Existen personas portadoras de la enfermedad que no manifiestan síntomas
y pueden transmitirla mediante una transfusión sanguínea. Son muy pocas
las personas portadoras de hepatitis B y muchas menos las que en
realidad la padecen. A ninguna persona que haya padecido esta enfermedad
se le permite donar sangre, a menos que sea un caso indispensable.
Asimismo, cabe señalar que la hepatitis B puede difundirse por contacto
sexual, ya que el portador puede tener el virus en la saliva, en el
fluido seminal o bien en las secreciones vaginales.
COMPLICACIONES HEPATITIS B
La mayor parte los enfermos de hepatitis B se recuperan sin secuelas.

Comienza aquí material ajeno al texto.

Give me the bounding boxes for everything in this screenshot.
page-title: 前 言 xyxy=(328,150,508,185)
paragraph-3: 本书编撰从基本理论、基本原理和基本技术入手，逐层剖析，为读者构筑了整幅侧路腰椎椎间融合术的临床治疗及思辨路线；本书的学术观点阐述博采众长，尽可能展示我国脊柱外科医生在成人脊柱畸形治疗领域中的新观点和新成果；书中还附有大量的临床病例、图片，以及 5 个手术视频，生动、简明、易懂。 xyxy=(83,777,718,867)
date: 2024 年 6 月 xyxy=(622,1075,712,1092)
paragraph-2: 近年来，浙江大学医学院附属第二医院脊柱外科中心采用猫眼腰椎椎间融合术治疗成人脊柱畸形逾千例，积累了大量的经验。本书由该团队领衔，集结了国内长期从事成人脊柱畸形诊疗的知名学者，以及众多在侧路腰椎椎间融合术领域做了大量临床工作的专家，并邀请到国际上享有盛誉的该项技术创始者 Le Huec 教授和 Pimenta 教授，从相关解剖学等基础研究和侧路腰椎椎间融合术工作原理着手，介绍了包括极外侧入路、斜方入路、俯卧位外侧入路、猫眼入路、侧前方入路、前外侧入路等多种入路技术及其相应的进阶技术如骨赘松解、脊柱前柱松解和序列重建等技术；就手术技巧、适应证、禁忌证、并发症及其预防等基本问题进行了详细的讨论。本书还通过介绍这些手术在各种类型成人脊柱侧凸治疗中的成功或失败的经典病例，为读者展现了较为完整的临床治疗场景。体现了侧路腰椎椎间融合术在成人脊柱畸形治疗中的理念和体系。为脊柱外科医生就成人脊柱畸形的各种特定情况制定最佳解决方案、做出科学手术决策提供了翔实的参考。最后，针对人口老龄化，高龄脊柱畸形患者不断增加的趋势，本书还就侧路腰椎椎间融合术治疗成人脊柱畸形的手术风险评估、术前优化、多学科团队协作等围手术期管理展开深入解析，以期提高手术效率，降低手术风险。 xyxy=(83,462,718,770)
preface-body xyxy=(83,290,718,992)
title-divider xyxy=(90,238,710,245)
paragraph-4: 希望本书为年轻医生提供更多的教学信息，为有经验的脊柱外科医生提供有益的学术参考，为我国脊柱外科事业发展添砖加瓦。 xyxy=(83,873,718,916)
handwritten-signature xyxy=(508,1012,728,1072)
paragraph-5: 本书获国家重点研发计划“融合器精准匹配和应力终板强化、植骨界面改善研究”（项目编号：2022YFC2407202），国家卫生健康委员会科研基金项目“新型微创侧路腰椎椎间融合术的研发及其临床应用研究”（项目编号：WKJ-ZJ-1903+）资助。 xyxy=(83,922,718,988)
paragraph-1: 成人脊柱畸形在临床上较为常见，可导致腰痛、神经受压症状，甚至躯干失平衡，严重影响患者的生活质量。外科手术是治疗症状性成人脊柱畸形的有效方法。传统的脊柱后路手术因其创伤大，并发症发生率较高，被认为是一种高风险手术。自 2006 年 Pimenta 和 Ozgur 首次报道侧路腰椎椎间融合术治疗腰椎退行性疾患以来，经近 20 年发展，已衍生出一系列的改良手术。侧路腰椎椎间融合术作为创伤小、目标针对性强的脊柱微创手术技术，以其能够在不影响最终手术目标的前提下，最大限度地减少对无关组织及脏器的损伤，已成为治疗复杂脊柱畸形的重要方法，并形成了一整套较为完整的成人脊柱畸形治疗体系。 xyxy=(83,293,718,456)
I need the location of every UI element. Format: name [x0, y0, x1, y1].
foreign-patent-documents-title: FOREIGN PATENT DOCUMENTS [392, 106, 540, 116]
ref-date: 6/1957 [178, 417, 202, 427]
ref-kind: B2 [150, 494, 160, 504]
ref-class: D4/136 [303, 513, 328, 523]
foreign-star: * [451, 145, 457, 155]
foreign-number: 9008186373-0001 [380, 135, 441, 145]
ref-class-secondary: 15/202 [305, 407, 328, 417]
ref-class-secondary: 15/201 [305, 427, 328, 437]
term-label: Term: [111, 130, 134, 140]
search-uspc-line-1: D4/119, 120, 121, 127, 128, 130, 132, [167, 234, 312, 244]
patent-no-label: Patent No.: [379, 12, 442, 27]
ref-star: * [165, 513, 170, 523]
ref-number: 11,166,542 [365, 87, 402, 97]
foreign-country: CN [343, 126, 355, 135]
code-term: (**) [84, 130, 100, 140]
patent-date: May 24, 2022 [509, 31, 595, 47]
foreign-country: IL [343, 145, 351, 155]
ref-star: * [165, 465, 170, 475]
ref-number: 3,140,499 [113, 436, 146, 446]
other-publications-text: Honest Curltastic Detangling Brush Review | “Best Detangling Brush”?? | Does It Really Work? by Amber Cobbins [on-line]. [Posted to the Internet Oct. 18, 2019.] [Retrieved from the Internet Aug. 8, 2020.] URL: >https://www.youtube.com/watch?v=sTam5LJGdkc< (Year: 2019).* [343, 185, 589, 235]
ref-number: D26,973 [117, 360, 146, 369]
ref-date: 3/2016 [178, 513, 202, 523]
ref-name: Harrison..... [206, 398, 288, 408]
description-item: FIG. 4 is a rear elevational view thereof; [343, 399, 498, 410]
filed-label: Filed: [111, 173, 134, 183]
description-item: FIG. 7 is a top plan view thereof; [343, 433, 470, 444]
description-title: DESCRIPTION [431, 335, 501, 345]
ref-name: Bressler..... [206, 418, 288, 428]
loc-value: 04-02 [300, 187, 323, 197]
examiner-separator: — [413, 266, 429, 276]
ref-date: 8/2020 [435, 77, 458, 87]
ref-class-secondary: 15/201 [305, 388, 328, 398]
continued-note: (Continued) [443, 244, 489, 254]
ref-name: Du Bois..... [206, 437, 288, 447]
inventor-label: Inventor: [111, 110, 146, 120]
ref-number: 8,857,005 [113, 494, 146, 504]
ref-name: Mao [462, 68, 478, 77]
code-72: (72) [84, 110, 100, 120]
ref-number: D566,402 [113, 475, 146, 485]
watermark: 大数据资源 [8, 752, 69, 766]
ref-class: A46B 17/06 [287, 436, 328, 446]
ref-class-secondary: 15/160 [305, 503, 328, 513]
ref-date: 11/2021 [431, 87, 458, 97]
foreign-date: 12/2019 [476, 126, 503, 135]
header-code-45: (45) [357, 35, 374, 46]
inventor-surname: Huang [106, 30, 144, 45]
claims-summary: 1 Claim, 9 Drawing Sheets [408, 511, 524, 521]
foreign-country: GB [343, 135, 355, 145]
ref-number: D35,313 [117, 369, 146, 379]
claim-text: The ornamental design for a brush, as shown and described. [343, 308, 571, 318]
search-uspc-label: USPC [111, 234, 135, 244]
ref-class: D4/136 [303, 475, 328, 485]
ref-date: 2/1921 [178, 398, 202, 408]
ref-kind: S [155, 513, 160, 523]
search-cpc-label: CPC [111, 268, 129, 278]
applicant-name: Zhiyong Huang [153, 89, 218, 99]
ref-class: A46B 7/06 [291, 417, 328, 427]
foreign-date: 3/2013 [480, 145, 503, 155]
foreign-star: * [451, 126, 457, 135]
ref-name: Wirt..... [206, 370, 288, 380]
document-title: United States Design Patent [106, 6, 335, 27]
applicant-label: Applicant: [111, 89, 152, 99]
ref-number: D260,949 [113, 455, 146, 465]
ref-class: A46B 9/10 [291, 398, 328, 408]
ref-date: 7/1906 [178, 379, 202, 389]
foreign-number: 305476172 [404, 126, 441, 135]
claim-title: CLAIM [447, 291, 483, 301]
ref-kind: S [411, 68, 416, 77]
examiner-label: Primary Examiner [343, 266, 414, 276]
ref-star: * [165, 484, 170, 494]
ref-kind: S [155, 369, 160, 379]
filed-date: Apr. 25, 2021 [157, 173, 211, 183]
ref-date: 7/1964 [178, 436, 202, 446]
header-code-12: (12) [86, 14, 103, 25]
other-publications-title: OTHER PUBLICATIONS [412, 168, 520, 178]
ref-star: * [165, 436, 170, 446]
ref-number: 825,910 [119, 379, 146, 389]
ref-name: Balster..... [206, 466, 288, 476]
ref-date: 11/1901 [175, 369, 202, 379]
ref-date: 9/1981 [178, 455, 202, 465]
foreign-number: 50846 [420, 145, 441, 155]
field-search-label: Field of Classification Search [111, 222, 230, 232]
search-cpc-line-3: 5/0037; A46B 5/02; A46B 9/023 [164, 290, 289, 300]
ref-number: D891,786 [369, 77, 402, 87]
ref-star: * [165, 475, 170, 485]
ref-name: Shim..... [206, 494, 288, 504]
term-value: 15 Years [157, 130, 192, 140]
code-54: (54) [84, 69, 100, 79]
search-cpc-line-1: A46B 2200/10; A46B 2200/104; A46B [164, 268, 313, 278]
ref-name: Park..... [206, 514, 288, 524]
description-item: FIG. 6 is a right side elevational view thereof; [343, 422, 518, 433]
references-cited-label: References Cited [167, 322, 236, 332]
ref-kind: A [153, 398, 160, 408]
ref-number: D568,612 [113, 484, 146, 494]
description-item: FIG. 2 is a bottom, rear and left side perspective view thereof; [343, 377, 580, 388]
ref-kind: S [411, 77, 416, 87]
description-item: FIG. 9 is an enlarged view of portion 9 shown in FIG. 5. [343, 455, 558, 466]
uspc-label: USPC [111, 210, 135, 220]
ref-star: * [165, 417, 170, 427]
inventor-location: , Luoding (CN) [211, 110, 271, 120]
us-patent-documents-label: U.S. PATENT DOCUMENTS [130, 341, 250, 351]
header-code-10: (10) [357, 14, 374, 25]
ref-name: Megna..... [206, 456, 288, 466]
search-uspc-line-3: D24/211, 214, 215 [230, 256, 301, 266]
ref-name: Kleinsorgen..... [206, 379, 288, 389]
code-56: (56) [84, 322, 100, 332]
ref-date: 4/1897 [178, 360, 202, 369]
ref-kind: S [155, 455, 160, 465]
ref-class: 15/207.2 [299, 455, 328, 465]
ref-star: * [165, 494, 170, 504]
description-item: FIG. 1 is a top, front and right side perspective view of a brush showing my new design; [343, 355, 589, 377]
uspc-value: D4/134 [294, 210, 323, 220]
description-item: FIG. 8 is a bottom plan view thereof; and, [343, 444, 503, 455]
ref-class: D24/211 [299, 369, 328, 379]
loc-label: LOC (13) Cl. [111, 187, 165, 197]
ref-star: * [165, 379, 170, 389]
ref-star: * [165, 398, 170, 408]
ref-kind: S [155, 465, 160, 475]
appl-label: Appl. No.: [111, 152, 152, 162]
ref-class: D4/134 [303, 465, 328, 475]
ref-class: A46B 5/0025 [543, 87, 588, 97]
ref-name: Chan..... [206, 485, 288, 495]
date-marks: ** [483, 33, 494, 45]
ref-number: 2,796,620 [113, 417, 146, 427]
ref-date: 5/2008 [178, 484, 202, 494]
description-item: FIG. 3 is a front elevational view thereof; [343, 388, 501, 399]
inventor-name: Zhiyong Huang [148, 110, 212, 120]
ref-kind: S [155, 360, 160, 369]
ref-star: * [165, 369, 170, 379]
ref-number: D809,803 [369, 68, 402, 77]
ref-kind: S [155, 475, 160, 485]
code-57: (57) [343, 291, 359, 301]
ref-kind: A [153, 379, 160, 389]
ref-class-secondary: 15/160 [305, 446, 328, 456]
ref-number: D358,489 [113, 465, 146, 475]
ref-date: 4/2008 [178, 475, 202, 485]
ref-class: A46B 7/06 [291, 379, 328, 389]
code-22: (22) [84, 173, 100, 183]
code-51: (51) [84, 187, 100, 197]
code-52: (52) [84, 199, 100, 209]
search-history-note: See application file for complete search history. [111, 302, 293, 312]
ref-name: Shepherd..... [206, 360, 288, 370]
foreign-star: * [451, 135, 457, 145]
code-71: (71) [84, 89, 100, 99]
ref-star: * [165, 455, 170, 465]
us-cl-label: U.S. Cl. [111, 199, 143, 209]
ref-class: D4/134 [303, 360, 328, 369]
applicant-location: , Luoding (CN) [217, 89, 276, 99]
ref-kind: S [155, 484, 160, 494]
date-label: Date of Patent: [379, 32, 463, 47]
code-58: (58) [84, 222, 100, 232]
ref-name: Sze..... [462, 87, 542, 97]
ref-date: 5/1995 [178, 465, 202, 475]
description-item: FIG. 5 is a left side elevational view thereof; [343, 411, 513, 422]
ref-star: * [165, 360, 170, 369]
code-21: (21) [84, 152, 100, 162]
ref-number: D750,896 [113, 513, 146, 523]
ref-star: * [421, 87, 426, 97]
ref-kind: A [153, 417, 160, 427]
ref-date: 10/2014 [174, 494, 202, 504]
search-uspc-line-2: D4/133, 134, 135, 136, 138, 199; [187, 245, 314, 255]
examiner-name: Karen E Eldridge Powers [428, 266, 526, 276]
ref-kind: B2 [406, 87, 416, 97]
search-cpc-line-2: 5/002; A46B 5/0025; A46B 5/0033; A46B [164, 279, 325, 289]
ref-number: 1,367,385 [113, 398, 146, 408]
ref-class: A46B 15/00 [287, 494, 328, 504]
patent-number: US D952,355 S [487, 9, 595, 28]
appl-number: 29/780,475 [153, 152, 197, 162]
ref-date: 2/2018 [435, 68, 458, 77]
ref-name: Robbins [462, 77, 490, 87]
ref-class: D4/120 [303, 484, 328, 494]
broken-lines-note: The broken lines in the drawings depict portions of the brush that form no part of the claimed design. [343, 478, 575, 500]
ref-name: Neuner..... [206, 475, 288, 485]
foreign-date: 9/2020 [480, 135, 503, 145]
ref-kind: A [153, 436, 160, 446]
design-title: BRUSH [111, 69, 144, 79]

Sin embargo, existen casos en los que el paciente puede morir debido a
que la enfermedad sigue una evolución fulminante. En una pequeña
proporción de casos, la enfermedad adquiere una forma crónica, o puede
derivar en una cirrosis hepática. Una vez superada la enfermedad, el
médico aconsejará efectuar análisis de sangre a intervalos regulares,
con el fin de controlar la posible presencia de complicaciones.